Question regarding "Linear algebra done right", proposition $2.19$:

Proposition $2.19$: Suppose $V$ is finite dimensional and $U_1,...,U_m$ are subspaces of $V$ such that $$V = U_1 + \dots + U_m\tag{2.20}$$ and $$\dim V=\dim \, U_1 + \dots + \dim \, U_m.\tag{2.21}$$ Then $V = U_1 \oplus \dots \oplus U_m.$

Proof: Choose a basis for each $U_j$. Put these bases together in one list, forming a list that spans $V$ (by $2.20$) and has length $\dim V$ (by $2.21$). Thus this list is a basis of $V$ (by $2.16$), and in particular it is linearly independent.

Now suppose that $u_1 \in U_1,...,u_m \in U_m$ are such that $0=u_1+ ··· +u_m$. We can write each $u_j$ as a linear combination of the basis vectors (chosen above) of $U_j$. Substituting these linear combinations into the expression above, we have written $0$ as a linear combination of the basis of $V$ constructed above. Thus all the scalars used in this linear combination must be $0$.

My question

Given $(v_1, \ldots, v_n)$ as the basis vectors: \begin{align} u_1 &= a_{11}v_1 + \ldots + a_{1n}v_n \\ & \ \vdots \\ u_m &= a_{m1}v_1 + \ldots + a_{mn}v_n. \end{align}

It seems the proof only proves $0 = (a_{11} + \ldots + a_{m1}) = \ldots = (a_{1n} + \ldots + a_{mn})$. But how do we know that each $a_{ij}$ is $0$ too?

Thanks.

Answer 1

You need to show that for $i\neq j$, $w\in U_i\cap U_j$ implies $w=0$. Write $w$ as a linear combinations of vectors from basis for $U_i$ first and then $U_j$ ( these vectors are part of the basis for $V$ as in the first part of your proof, so linearly independent). Then $w-w=0$ and all the coefficients must be zero.
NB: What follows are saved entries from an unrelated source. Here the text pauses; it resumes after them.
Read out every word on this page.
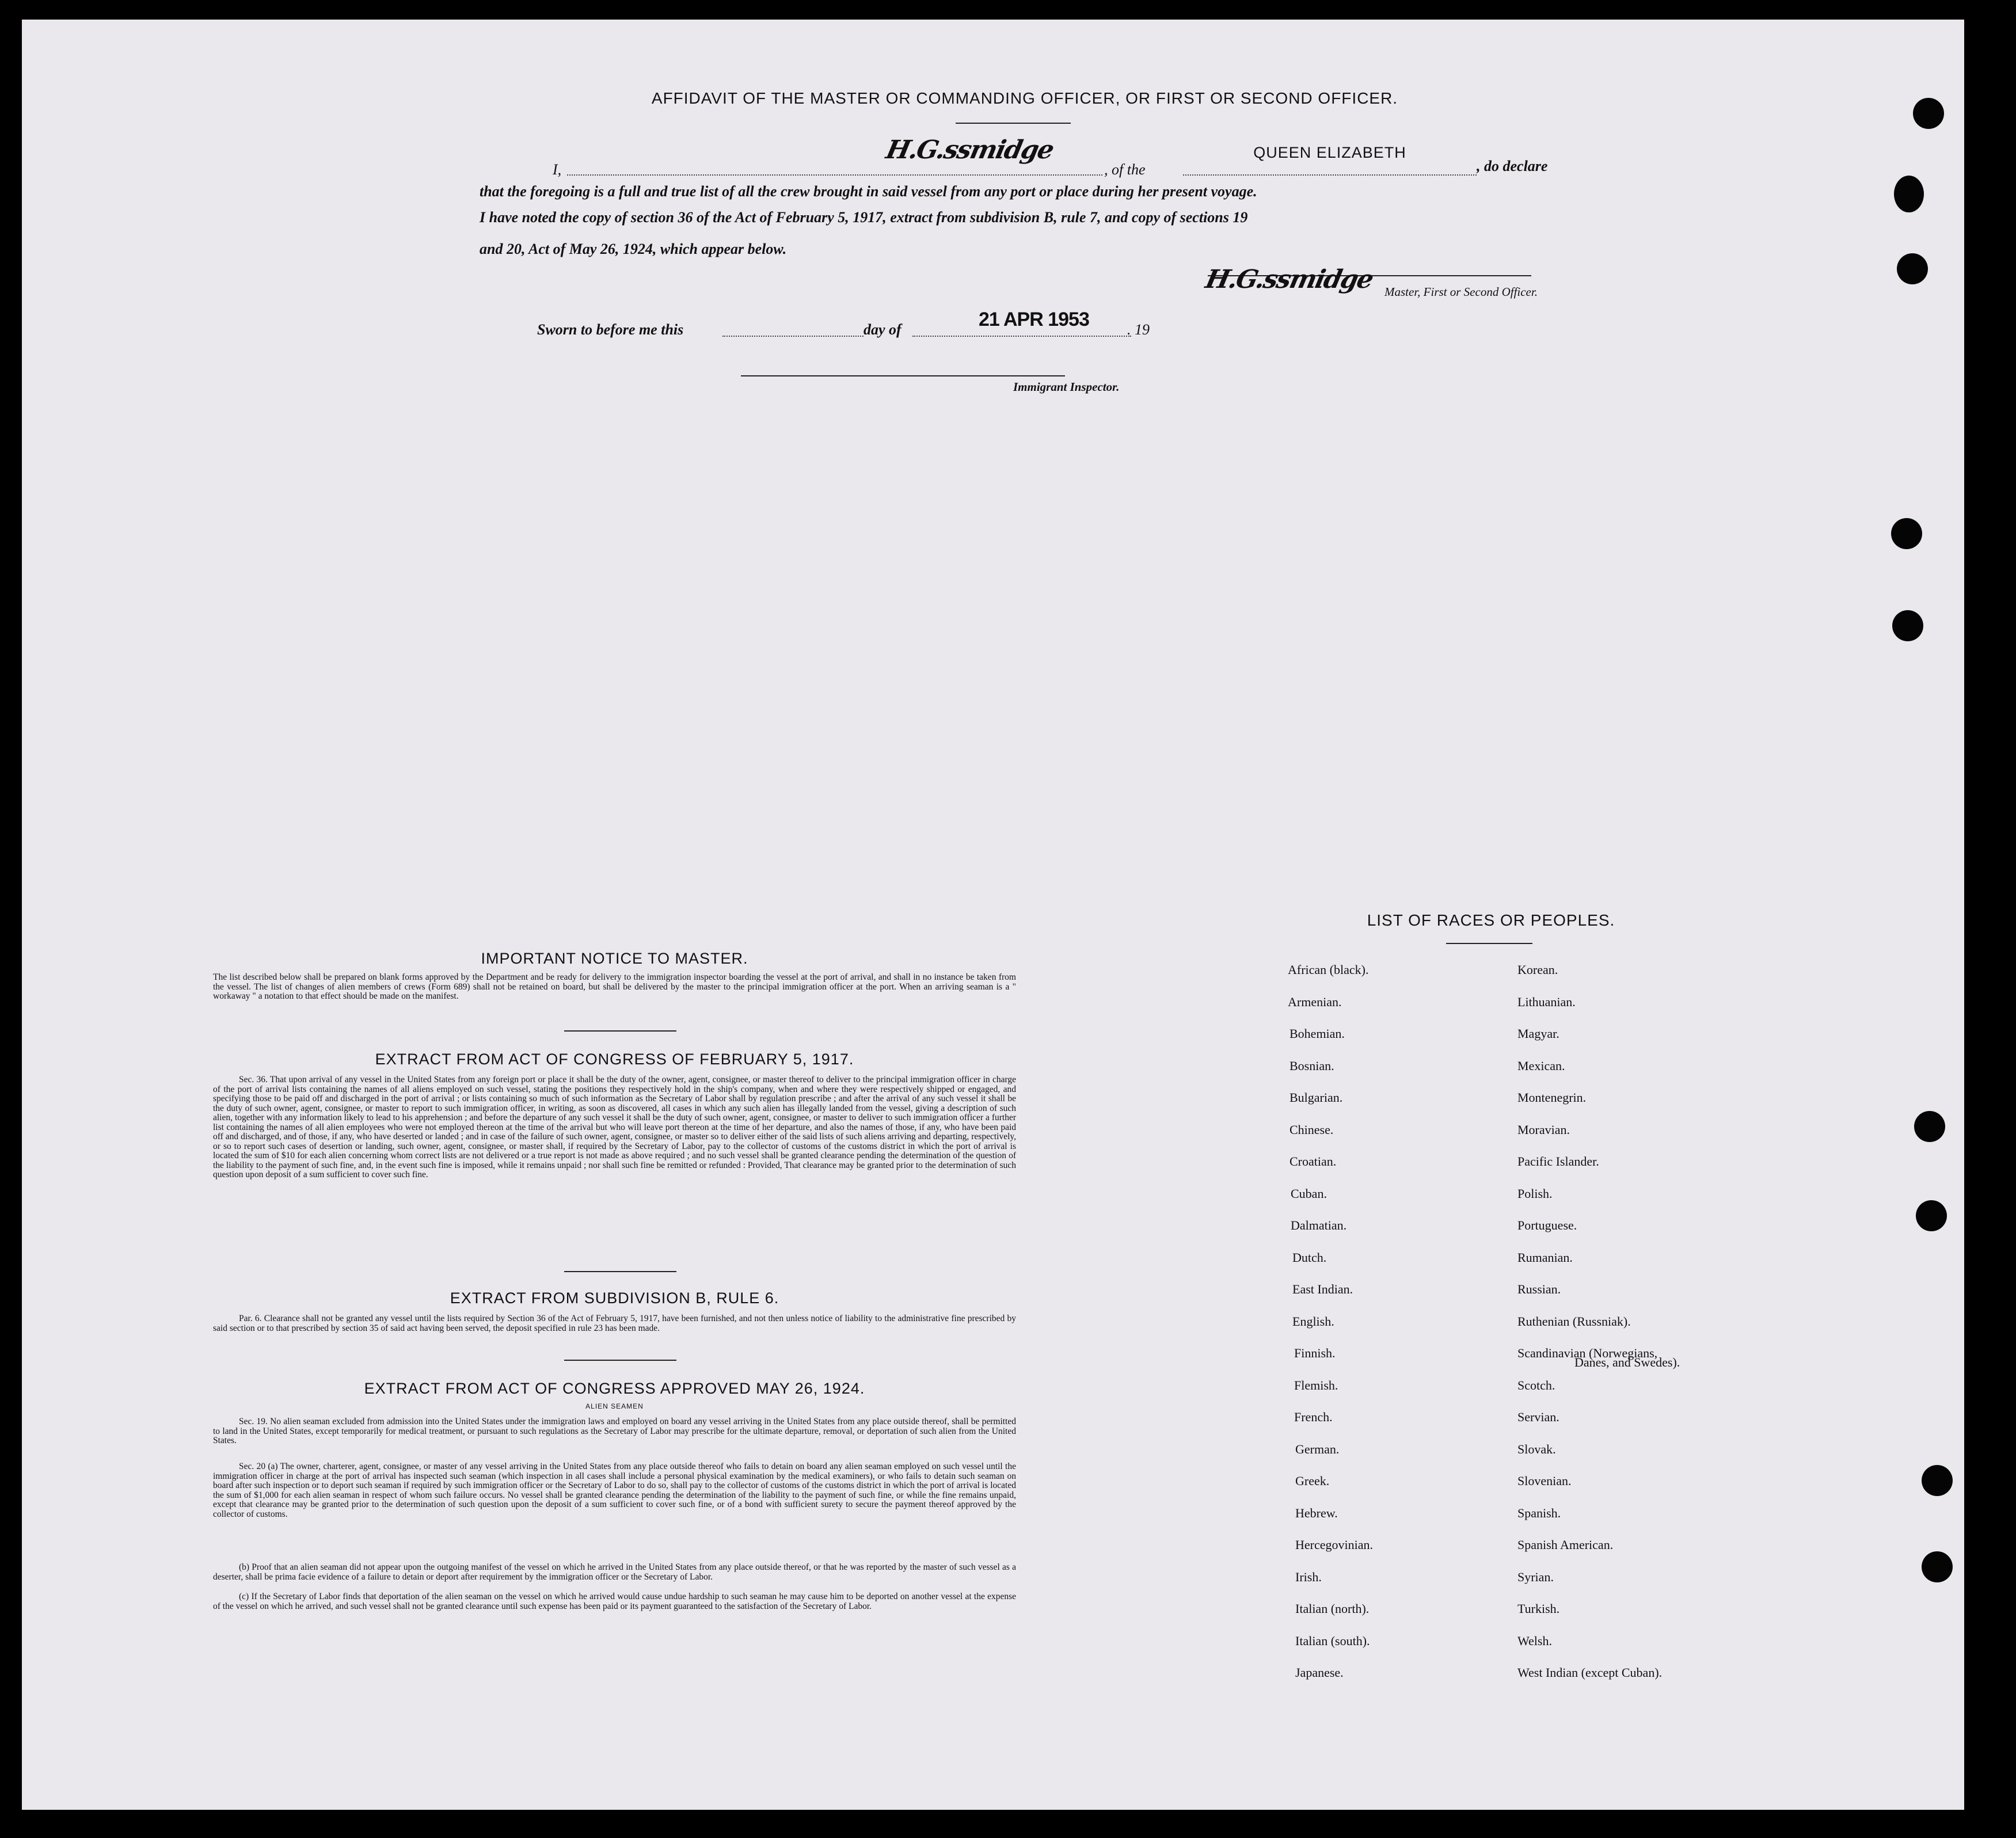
AFFIDAVIT OF THE MASTER OR COMMANDING OFFICER, OR FIRST OR SECOND OFFICER.
I,
H.G.ssmidge
, of the
QUEEN ELIZABETH
, do declare
that the foregoing is a full and true list of all the crew brought in said vessel from any port or place during her present voyage.
I have noted the copy of section 36 of the Act of February 5, 1917, extract from subdivision B, rule 7, and copy of sections 19
and 20, Act of May 26, 1924, which appear below.
H.G.ssmidge Master, First or Second Officer.
Sworn to before me this	day of	21 APR 1953	. 19
Immigrant Inspector.
IMPORTANT NOTICE TO MASTER.
The list described below shall be prepared on blank forms approved by the Department and be ready for delivery to the immigration inspector boarding the vessel at the port of arrival, and shall in no instance be taken from the vessel. The list of changes of alien members of crews (Form 689) shall not be retained on board, but shall be delivered by the master to the principal immigration officer at the port. When an arriving seaman is a " workaway " a notation to that effect should be made on the manifest.
EXTRACT FROM ACT OF CONGRESS OF FEBRUARY 5, 1917.
Sec. 36. That upon arrival of any vessel in the United States from any foreign port or place it shall be the duty of the owner, agent, consignee, or master thereof to deliver to the principal immigration officer in charge of the port of arrival lists containing the names of all aliens employed on such vessel, stating the positions they respectively hold in the ship's company, when and where they were respectively shipped or engaged, and specifying those to be paid off and discharged in the port of arrival ; or lists containing so much of such information as the Secretary of Labor shall by regulation prescribe ; and after the arrival of any such vessel it shall be the duty of such owner, agent, consignee, or master to report to such immigration officer, in writing, as soon as discovered, all cases in which any such alien has illegally landed from the vessel, giving a description of such alien, together with any information likely to lead to his apprehension ; and before the departure of any such vessel it shall be the duty of such owner, agent, consignee, or master to deliver to such immigration officer a further list containing the names of all alien employees who were not employed thereon at the time of the arrival but who will leave port thereon at the time of her departure, and also the names of those, if any, who have been paid off and discharged, and of those, if any, who have deserted or landed ; and in case of the failure of such owner, agent, consignee, or master so to deliver either of the said lists of such aliens arriving and departing, respectively, or so to report such cases of desertion or landing, such owner, agent, consignee, or master shall, if required by the Secretary of Labor, pay to the collector of customs of the customs district in which the port of arrival is located the sum of $10 for each alien concerning whom correct lists are not delivered or a true report is not made as above required ; and no such vessel shall be granted clearance pending the determination of the question of the liability to the payment of such fine, and, in the event such fine is imposed, while it remains unpaid ; nor shall such fine be remitted or refunded : Provided, That clearance may be granted prior to the determination of such question upon deposit of a sum sufficient to cover such fine.
EXTRACT FROM SUBDIVISION B, RULE 6.
Par. 6. Clearance shall not be granted any vessel until the lists required by Section 36 of the Act of February 5, 1917, have been furnished, and not then unless notice of liability to the administrative fine prescribed by said section or to that prescribed by section 35 of said act having been served, the deposit specified in rule 23 has been made.
EXTRACT FROM ACT OF CONGRESS APPROVED MAY 26, 1924.
ALIEN SEAMEN
Sec. 19. No alien seaman excluded from admission into the United States under the immigration laws and employed on board any vessel arriving in the United States from any place outside thereof, shall be permitted to land in the United States, except temporarily for medical treatment, or pursuant to such regulations as the Secretary of Labor may prescribe for the ultimate departure, removal, or deportation of such alien from the United States.
Sec. 20 (a) The owner, charterer, agent, consignee, or master of any vessel arriving in the United States from any place outside thereof who fails to detain on board any alien seaman employed on such vessel until the immigration officer in charge at the port of arrival has inspected such seaman (which inspection in all cases shall include a personal physical examination by the medical examiners), or who fails to detain such seaman on board after such inspection or to deport such seaman if required by such immigration officer or the Secretary of Labor to do so, shall pay to the collector of customs of the customs district in which the port of arrival is located the sum of $1,000 for each alien seaman in respect of whom such failure occurs. No vessel shall be granted clearance pending the determination of the liability to the payment of such fine, or while the fine remains unpaid, except that clearance may be granted prior to the determination of such question upon the deposit of a sum sufficient to cover such fine, or of a bond with sufficient surety to secure the payment thereof approved by the collector of customs.
(b) Proof that an alien seaman did not appear upon the outgoing manifest of the vessel on which he arrived in the United States from any place outside thereof, or that he was reported by the master of such vessel as a deserter, shall be prima facie evidence of a failure to detain or deport after requirement by the immigration officer or the Secretary of Labor.
(c) If the Secretary of Labor finds that deportation of the alien seaman on the vessel on which he arrived would cause undue hardship to such seaman he may cause him to be deported on another vessel at the expense of the vessel on which he arrived, and such vessel shall not be granted clearance until such expense has been paid or its payment guaranteed to the satisfaction of the Secretary of Labor.
LIST OF RACES OR PEOPLES.
African (black).
Armenian.
Bohemian.
Bosnian.
Bulgarian.
Chinese.
Croatian.
Cuban.
Dalmatian.
Dutch.
East Indian.
English.
Finnish.
Flemish.
French.
German.
Greek.
Hebrew.
Hercegovinian.
Irish.
Italian (north).
Italian (south).
Japanese.
Korean.
Lithuanian.
Magyar.
Mexican.
Montenegrin.
Moravian.
Pacific Islander.
Polish.
Portuguese.
Rumanian.
Russian.
Ruthenian (Russniak).
Scandinavian (Norwegians,
Scotch.
Servian.
Slovak.
Slovenian.
Spanish.
Spanish American.
Syrian.
Turkish.
Welsh.
West Indian (except Cuban).
Danes, and Swedes).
Hence $w=0$.

More precisely, we have (for exactly the same reason as above), that

$U_i\cap \sum_{i\neq j}U_j=\{0\}$.

Answer 2

Let $\beta_{i}$ be a basis for $U_{i}$ for $1\leq i\leq m$. Then since $V = \sum_{i}U_{i}$ we have $\text{span}(\beta_{1}\cup\dots\cup\beta_{m}) = V$ and therefore $\#(\beta_{1}\cup\dots\cup\beta_{m})\geq \text{dim}(V)$. On the other hand $\#(\beta_{1}\cup\dots\cup\beta_{m})\leq \sum_{i = 1}^{m}\#(\beta_{i}) = \sum_{i = 1}^{m}\text{dim}(U_{i}) = \text{dim}(V)$ which proves the result.